“The Missouri Compromise, Black Americans, and the Problem of State Citizenship in the Antebellum United States,” Colloquium with Northwestern Prof. Kate Masur


In a talk underscoring the importance of questions of state citizenship in the 19th-century U.S., Northwestern Associate Professor of History Kate Masur will unpack the national impact on antebellum politics and legal history of the debates that raged over acceptance of the proposed 1820 Missouri constitution, given its instruction that the legislature bar African Americans from migrating into the state. The talk will be held via Zoom at 3:30pm on February 19, and interested parties can email Thomas Kane, KaneTC@missouri.edu, to be added to an email list of people who receive Zoom links for all Kinder Institute talks on the day of events.


After Congress decided in 1820 to admit Missouri as a slave state, a great debate ensued about whether to accept the proposed Missouri constitution, with its instruction that the legislature bar African Americans from migrating into the state. Historians have often dismissed this “second” Missouri debate as disingenuous and have underestimated its outcome. This paper shows, however, that the second Missouri Compromise made a significant impact on antebellum politics and legal thought, including in the state of Missouri. It asks us to set aside our modern assumption that citizenship is a national status and examine the importance of state citizenship in the antebellum United States.

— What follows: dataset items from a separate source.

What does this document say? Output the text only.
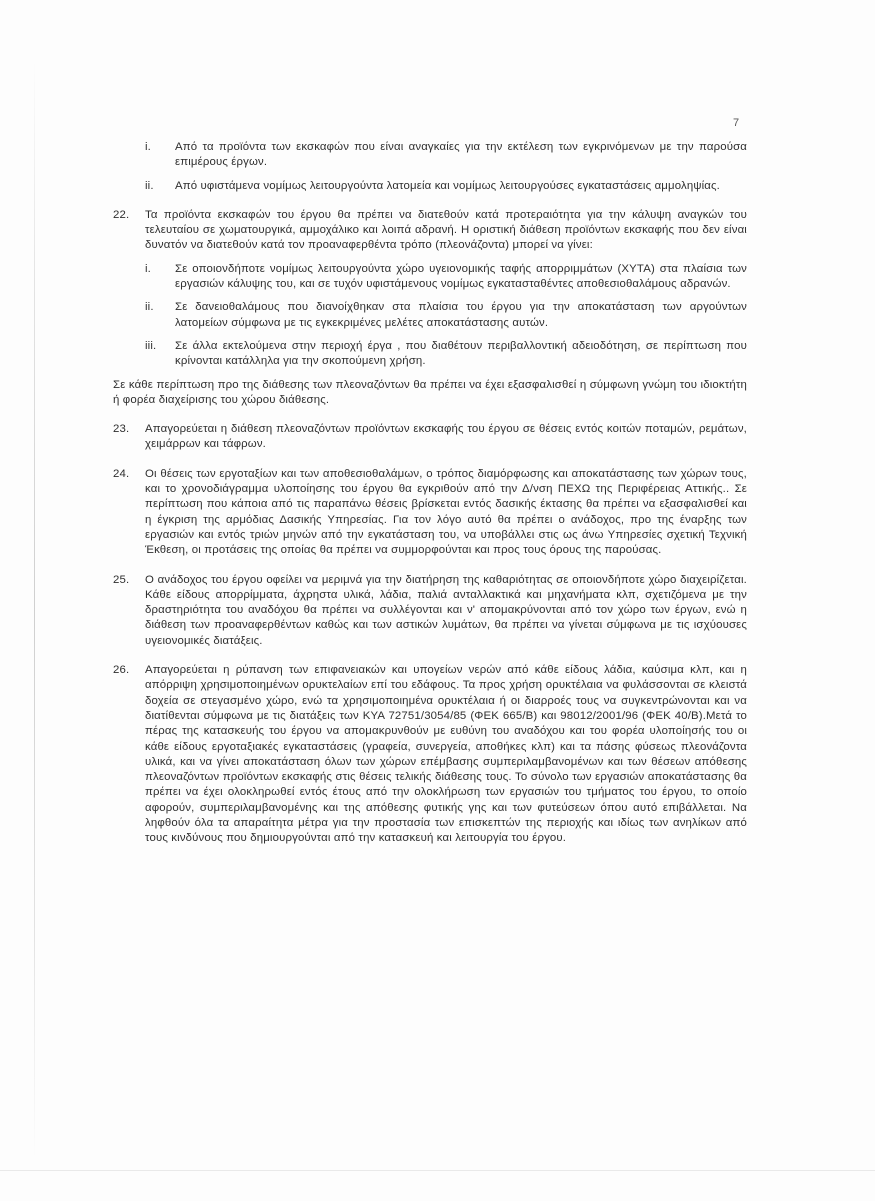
7
i. Από τα προϊόντα των εκσκαφών που είναι αναγκαίες για την εκτέλεση των εγκρινόμενων με την παρούσα επιμέρους έργων.
ii. Από υφιστάμενα νομίμως λειτουργούντα λατομεία και νομίμως λειτουργούσες εγκαταστάσεις αμμοληψίας.
22. Τα προϊόντα εκσκαφών του έργου θα πρέπει να διατεθούν κατά προτεραιότητα για την κάλυψη αναγκών του τελευταίου σε χωματουργικά, αμμοχάλικο και λοιπά αδρανή. Η οριστική διάθεση προϊόντων εκσκαφής που δεν είναι δυνατόν να διατεθούν κατά τον προαναφερθέντα τρόπο (πλεονάζοντα) μπορεί να γίνει:
i. Σε οποιονδήποτε νομίμως λειτουργούντα χώρο υγειονομικής ταφής απορριμμάτων (ΧΥΤΑ) στα πλαίσια των εργασιών κάλυψης του, και σε τυχόν υφιστάμενους νομίμως εγκατασταθέντες αποθεσιοθαλάμους αδρανών.
ii. Σε δανειοθαλάμους που διανοίχθηκαν στα πλαίσια του έργου για την αποκατάσταση των αργούντων λατομείων σύμφωνα με τις εγκεκριμένες μελέτες αποκατάστασης αυτών.
iii. Σε άλλα εκτελούμενα στην περιοχή έργα , που διαθέτουν περιβαλλοντική αδειοδότηση, σε περίπτωση που κρίνονται κατάλληλα για την σκοπούμενη χρήση.
Σε κάθε περίπτωση προ της διάθεσης των πλεοναζόντων θα πρέπει να έχει εξασφαλισθεί η σύμφωνη γνώμη του ιδιοκτήτη ή φορέα διαχείρισης του χώρου διάθεσης.
23. Απαγορεύεται η διάθεση πλεοναζόντων προϊόντων εκσκαφής του έργου σε θέσεις εντός κοιτών ποταμών, ρεμάτων, χειμάρρων και τάφρων.
24. Οι θέσεις των εργοταξίων και των αποθεσιοθαλάμων, ο τρόπος διαμόρφωσης και αποκατάστασης των χώρων τους, και το χρονοδιάγραμμα υλοποίησης του έργου θα εγκριθούν από την Δ/νση ΠΕΧΩ της Περιφέρειας Αττικής.. Σε περίπτωση που κάποια από τις παραπάνω θέσεις βρίσκεται εντός δασικής έκτασης θα πρέπει να εξασφαλισθεί και η έγκριση της αρμόδιας Δασικής Υπηρεσίας. Για τον λόγο αυτό θα πρέπει ο ανάδοχος, προ της έναρξης των εργασιών και εντός τριών μηνών από την εγκατάσταση του, να υποβάλλει στις ως άνω Υπηρεσίες σχετική Τεχνική Έκθεση, οι προτάσεις της οποίας θα πρέπει να συμμορφούνται και προς τους όρους της παρούσας.
25. Ο ανάδοχος του έργου οφείλει να μεριμνά για την διατήρηση της καθαριότητας σε οποιονδήποτε χώρο διαχειρίζεται. Κάθε είδους απορρίμματα, άχρηστα υλικά, λάδια, παλιά ανταλλακτικά και μηχανήματα κλπ, σχετιζόμενα με την δραστηριότητα του αναδόχου θα πρέπει να συλλέγονται και ν' απομακρύνονται από τον χώρο των έργων, ενώ η διάθεση των προαναφερθέντων καθώς και των αστικών λυμάτων, θα πρέπει να γίνεται σύμφωνα με τις ισχύουσες υγειονομικές διατάξεις.
26. Απαγορεύεται η ρύπανση των επιφανειακών και υπογείων νερών από κάθε είδους λάδια, καύσιμα κλπ, και η απόρριψη χρησιμοποιημένων ορυκτελαίων επί του εδάφους. Τα προς χρήση ορυκτέλαια να φυλάσσονται σε κλειστά δοχεία σε στεγασμένο χώρο, ενώ τα χρησιμοποιημένα ορυκτέλαια ή οι διαρροές τους να συγκεντρώνονται και να διατίθενται σύμφωνα με τις διατάξεις των ΚΥΑ 72751/3054/85 (ΦΕΚ 665/Β) και 98012/2001/96 (ΦΕΚ 40/Β).Μετά το πέρας της κατασκευής του έργου να απομακρυνθούν με ευθύνη του αναδόχου και του φορέα υλοποίησής του οι κάθε είδους εργοταξιακές εγκαταστάσεις (γραφεία, συνεργεία, αποθήκες κλπ) και τα πάσης φύσεως πλεονάζοντα υλικά, και να γίνει αποκατάσταση όλων των χώρων επέμβασης συμπεριλαμβανομένων και των θέσεων απόθεσης πλεοναζόντων προϊόντων εκσκαφής στις θέσεις τελικής διάθεσης τους. Το σύνολο των εργασιών αποκατάστασης θα πρέπει να έχει ολοκληρωθεί εντός έτους από την ολοκλήρωση των εργασιών του τμήματος του έργου, το οποίο αφορούν, συμπεριλαμβανομένης και της απόθεσης φυτικής γης και των φυτεύσεων όπου αυτό επιβάλλεται. Να ληφθούν όλα τα απαραίτητα μέτρα για την προστασία των επισκεπτών της περιοχής και ιδίως των ανηλίκων από τους κινδύνους που δημιουργούνται από την κατασκευή και λειτουργία του έργου.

Kate Masur received her Ph.D. in History from University of Michigan and currently serves as Associate Professor of History at Northwestern University, specializing in 19th-century U.S. History with particular focus on how Americans grappled with questions of race and equity after the abolition of slavery. Prof. Masur is author of Until Justice Be Done: America’s First Civil Rights Movement, from Revolution to Reconstruction (W.W. Norton, forthcoming 2021), and she has published work in The Journal of the Civil War Era, where she is now co-editor, and American Journal of Legal History, among other places. Prof. Masur was likewise part of the editorial team that created Reconstruction: The Offiicial National Park Service Handbook, and she co-authored, with Gregory Downs, The Era of Reconstruction, 1861-1900, a National Landmark Theme Study. She also authored An Example for All the Land: Emancipation and the Struggle over Equality in Washington, D.C. (University of North Carolina Press, 2010), and has edited or co-edited a number of volumes, including University of North Carolina Press’ 2015 The World the Civil War Made.